The spill had spread over 15 square miles by Wednesday, the Coast Guard said earlier. It is not known how much diesel fuel and how much of the industrial fuel oil cargo is in the water.

“A ship’s structural integrity can be compromised during the sinking and a hole can form through which oil can leak under pressure,” said Vice Admiral Armand Balilo, spokesman for the Philippine Coast Guard, according to local news site GMA News Online. .

The cargo of fuel oil was loaded directly into the tanker and was not in sealed containers, Balilo said, noting that the Princess Empress sank in waters more than 400 meters deep (1,300 feet), which was too deep for divers to reach.

Humerlito Dolor, provincial governor of Oriental Mindoro, said a search was underway to find the tanker and plug the leak.

“The Coast Guard has assured us that they are ready to drain the oil as soon as they identify themselves [the location]”, Dolor told local media. “Unfortunately, after two aerial surveillances [flights]we still cannot find the exact location of the ship.”

The Coast Guard deployed oil spills to try to contain the leaking fuel and sprayed chemicals to break down the oil in the water.

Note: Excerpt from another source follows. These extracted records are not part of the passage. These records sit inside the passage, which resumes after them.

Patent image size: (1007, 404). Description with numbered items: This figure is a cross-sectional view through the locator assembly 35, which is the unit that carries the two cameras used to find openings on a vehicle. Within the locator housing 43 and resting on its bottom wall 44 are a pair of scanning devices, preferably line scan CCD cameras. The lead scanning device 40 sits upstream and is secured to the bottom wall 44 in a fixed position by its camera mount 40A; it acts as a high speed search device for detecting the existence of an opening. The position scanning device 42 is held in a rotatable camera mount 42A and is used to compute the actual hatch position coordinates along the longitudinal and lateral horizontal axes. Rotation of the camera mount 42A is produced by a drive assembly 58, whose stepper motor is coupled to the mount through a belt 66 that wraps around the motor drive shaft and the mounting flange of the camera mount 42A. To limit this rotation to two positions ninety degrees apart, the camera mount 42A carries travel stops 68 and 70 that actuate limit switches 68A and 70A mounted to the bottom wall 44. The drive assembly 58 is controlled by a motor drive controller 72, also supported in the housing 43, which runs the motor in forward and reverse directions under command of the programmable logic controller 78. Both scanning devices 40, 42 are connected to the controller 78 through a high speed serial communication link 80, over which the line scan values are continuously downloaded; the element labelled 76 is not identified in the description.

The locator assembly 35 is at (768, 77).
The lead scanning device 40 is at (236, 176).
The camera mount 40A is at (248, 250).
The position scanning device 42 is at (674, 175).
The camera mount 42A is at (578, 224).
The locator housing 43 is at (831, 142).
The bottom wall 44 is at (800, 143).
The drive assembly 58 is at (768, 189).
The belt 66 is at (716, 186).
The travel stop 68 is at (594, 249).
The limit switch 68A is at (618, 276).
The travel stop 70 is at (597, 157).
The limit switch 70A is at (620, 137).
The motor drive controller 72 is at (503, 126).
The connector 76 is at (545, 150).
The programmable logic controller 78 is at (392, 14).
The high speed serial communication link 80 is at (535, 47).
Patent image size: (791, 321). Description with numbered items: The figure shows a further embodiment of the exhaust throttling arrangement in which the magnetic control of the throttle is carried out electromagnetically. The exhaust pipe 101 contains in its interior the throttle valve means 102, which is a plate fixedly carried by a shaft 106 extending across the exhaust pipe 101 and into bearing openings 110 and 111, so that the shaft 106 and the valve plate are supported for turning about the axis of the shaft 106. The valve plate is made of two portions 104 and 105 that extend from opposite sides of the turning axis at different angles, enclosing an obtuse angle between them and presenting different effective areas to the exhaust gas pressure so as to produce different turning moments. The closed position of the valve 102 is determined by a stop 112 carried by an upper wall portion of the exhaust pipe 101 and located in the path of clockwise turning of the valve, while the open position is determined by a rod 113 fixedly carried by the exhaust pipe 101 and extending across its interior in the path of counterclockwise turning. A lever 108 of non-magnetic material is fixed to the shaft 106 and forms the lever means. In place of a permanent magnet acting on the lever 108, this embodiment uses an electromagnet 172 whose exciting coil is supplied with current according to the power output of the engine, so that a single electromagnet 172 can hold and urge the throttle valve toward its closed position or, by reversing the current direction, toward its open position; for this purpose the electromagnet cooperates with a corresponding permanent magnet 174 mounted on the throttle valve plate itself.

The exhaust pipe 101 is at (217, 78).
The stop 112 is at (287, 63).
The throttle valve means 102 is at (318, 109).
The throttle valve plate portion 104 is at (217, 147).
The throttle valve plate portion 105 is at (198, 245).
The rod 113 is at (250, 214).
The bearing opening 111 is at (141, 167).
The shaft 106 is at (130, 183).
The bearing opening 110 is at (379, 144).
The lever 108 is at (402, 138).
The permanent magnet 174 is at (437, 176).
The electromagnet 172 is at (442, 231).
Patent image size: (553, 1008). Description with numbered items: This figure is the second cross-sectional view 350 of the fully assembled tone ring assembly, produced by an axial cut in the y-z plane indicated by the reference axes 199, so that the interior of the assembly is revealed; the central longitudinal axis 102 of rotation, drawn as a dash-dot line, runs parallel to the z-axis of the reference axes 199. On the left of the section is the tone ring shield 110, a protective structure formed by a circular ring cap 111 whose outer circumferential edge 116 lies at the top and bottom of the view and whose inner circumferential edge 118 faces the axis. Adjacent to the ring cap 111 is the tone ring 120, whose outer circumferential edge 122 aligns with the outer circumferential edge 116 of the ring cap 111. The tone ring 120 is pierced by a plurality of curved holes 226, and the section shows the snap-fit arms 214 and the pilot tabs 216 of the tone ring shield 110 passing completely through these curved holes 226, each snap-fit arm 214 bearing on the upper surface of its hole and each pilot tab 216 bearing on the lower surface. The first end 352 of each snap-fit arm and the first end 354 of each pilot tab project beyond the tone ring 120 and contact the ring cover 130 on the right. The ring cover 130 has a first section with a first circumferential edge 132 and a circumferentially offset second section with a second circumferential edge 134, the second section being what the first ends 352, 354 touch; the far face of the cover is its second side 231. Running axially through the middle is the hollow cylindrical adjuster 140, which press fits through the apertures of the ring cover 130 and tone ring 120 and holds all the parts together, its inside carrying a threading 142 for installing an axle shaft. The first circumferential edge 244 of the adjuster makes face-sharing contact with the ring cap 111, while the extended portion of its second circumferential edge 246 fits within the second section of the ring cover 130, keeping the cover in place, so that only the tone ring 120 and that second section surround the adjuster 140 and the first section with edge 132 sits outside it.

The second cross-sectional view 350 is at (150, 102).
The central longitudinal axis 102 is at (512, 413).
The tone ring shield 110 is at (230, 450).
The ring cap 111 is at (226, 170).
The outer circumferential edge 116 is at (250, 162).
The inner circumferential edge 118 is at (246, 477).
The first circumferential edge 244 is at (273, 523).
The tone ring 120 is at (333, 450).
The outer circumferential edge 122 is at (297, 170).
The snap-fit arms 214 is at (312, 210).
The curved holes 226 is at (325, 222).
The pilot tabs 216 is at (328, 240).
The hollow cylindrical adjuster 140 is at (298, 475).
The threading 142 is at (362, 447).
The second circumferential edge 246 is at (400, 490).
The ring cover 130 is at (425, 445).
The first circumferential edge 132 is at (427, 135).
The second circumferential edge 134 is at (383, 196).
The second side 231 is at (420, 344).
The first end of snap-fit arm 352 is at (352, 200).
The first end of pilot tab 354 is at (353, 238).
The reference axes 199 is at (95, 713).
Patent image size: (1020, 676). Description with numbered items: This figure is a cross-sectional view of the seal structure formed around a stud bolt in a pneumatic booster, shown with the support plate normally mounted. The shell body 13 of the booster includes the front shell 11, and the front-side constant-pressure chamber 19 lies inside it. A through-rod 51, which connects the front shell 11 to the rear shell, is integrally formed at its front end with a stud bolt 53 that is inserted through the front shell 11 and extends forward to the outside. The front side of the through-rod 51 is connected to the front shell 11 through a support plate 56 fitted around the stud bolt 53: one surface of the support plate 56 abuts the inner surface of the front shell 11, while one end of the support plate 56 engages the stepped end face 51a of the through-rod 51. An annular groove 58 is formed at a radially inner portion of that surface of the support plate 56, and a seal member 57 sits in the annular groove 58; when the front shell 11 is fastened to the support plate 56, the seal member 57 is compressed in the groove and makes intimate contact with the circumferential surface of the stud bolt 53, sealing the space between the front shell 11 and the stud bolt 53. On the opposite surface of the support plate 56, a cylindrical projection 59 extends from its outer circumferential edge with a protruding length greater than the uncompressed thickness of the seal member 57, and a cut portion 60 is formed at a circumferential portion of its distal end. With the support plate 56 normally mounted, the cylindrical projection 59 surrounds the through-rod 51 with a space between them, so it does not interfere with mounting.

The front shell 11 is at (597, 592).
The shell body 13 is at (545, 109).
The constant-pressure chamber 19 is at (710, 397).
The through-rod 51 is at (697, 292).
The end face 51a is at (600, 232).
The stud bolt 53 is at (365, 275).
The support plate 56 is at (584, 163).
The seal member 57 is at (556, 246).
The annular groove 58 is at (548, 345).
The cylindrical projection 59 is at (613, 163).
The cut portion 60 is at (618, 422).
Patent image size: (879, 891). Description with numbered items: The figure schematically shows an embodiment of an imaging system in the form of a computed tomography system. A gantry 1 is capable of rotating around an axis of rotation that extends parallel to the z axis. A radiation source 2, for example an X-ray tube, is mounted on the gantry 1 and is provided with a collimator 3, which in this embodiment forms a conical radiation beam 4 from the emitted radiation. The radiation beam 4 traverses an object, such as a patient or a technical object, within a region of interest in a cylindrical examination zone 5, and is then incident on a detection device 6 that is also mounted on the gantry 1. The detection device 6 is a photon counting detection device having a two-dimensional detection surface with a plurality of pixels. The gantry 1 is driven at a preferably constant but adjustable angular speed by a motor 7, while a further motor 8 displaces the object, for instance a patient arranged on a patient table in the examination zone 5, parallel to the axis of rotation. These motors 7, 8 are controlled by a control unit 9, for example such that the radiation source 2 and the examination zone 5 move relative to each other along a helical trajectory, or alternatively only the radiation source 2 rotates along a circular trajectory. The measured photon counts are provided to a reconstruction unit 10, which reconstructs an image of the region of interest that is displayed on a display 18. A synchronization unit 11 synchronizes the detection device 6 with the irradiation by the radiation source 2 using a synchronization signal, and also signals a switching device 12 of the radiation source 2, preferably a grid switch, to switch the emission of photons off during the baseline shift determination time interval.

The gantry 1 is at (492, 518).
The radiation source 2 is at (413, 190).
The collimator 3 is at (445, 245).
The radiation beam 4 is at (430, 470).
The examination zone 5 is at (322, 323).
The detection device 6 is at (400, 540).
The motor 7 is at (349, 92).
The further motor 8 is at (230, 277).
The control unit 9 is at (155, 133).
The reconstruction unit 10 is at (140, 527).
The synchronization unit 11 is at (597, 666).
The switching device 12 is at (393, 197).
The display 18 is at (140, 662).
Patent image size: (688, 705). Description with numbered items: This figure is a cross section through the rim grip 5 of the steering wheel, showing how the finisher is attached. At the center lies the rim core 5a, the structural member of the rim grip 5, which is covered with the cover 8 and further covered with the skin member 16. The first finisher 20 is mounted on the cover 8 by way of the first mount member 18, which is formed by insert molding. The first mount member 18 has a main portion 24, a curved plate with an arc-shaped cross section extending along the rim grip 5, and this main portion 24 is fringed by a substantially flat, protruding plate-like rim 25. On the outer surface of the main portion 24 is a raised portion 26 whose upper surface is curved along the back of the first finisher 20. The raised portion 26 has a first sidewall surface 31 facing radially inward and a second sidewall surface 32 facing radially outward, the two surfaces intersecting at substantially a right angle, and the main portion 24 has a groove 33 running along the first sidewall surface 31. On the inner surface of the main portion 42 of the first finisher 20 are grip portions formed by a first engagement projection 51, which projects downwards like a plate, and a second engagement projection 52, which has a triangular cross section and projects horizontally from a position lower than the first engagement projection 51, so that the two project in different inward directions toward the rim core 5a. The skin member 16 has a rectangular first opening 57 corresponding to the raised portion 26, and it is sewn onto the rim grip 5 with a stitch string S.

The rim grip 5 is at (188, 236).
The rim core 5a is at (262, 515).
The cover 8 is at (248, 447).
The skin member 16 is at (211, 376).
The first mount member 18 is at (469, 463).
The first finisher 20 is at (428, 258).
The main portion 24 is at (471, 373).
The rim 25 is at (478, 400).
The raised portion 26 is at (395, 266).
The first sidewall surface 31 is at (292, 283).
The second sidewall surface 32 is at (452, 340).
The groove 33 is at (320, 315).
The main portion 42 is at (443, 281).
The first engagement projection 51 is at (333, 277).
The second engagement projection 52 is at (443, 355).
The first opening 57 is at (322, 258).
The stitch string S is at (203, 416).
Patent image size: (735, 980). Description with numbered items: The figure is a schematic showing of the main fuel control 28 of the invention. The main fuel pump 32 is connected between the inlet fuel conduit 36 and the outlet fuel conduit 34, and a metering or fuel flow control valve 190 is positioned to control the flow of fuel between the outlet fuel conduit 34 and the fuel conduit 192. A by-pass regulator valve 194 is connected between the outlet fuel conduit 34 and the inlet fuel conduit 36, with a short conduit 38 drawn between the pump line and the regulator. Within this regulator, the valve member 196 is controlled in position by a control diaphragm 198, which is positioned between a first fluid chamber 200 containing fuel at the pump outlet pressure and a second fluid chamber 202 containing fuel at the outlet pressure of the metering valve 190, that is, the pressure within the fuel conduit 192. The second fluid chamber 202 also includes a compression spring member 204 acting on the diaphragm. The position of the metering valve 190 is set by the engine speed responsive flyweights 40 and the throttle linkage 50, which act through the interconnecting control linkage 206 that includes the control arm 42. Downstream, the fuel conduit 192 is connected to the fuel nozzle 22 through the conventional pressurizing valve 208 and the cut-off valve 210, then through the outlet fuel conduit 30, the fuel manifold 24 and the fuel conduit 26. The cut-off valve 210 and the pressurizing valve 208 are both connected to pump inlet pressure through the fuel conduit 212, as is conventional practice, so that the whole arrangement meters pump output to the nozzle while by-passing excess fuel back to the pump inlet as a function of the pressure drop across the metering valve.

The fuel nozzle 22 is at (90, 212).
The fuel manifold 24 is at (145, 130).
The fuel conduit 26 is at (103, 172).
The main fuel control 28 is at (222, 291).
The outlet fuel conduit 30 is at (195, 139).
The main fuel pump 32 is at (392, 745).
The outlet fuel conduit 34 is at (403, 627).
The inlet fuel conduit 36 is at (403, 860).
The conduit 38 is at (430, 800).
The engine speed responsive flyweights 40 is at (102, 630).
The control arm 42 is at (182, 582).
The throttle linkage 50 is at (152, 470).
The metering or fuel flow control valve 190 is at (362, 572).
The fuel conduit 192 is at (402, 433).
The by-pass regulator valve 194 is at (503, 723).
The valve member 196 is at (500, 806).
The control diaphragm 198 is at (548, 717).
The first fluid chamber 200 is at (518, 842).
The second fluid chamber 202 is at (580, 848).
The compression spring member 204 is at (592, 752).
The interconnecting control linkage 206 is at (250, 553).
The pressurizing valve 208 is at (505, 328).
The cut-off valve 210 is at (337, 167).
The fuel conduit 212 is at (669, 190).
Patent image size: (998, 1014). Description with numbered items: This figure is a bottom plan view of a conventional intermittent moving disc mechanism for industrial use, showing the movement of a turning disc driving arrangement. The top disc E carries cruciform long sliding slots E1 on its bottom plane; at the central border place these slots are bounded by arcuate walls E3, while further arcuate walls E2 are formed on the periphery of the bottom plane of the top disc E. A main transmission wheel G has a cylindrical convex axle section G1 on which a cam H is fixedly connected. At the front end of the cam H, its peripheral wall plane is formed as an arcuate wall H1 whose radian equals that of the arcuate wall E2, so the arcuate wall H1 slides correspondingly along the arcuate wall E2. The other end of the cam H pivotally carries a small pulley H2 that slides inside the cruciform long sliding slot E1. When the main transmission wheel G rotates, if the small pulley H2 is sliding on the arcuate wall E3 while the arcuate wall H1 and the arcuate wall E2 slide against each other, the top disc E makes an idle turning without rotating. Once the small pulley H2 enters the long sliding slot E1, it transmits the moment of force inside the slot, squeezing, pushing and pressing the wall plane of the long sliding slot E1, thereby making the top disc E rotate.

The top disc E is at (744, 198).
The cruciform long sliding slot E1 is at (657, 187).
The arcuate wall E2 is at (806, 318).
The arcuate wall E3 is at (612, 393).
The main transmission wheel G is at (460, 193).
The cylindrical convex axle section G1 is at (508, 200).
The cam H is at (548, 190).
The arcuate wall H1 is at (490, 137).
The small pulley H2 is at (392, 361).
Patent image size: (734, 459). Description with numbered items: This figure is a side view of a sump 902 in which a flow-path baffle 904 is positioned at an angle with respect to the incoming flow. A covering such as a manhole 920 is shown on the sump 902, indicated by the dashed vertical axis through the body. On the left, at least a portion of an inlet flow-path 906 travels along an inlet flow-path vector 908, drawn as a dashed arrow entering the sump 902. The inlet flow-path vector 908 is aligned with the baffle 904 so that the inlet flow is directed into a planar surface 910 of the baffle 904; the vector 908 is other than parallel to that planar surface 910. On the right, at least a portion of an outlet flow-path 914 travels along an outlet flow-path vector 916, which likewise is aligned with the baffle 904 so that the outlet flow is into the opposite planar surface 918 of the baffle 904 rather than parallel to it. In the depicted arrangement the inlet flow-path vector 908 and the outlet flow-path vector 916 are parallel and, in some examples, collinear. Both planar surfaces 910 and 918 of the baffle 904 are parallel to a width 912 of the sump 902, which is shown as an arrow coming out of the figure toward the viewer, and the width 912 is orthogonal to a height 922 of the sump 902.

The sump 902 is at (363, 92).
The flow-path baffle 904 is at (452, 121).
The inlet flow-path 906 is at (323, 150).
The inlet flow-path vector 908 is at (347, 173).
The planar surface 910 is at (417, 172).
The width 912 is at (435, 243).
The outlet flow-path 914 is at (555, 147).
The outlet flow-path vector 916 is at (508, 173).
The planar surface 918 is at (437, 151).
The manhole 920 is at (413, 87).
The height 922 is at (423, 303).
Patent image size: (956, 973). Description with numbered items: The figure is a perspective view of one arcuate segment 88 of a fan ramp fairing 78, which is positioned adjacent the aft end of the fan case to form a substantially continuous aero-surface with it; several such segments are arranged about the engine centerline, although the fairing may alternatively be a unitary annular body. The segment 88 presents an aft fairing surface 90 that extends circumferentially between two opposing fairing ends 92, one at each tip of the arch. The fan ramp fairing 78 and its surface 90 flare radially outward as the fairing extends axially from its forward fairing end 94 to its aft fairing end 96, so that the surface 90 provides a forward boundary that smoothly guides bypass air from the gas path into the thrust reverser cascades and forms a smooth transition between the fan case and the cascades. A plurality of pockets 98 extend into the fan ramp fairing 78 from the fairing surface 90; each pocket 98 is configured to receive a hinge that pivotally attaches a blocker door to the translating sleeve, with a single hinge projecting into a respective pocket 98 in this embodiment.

Fishermen and tourism businesses along the coast rely heavily on the waters for their livelihoods and there are concerns that these could be endangered.

The Philippine Department of Environment and Natural Resources said 21 marine protected areas were at risk from the oil spill, including the Verde Island Passage (VIP), considered one of the most diverse and productive marine ecosystems in the world, the Philippine Star digital edition reported.

According to environmental groups, the waters of the VIP Strait provide food and livelihoods for more than two million people.

Oil has been spotted along a stretch of water about 60km (37 miles) between Naujan and Bongabong township, said Ram Temena, head of disaster management for Oriental Mindoro.

“We have a lot of fish sanctuaries along the coast,” Temena said.

“It could have a huge impact because of the possibility that the oil could adhere to the coral reefs, affecting marine biodiversity.”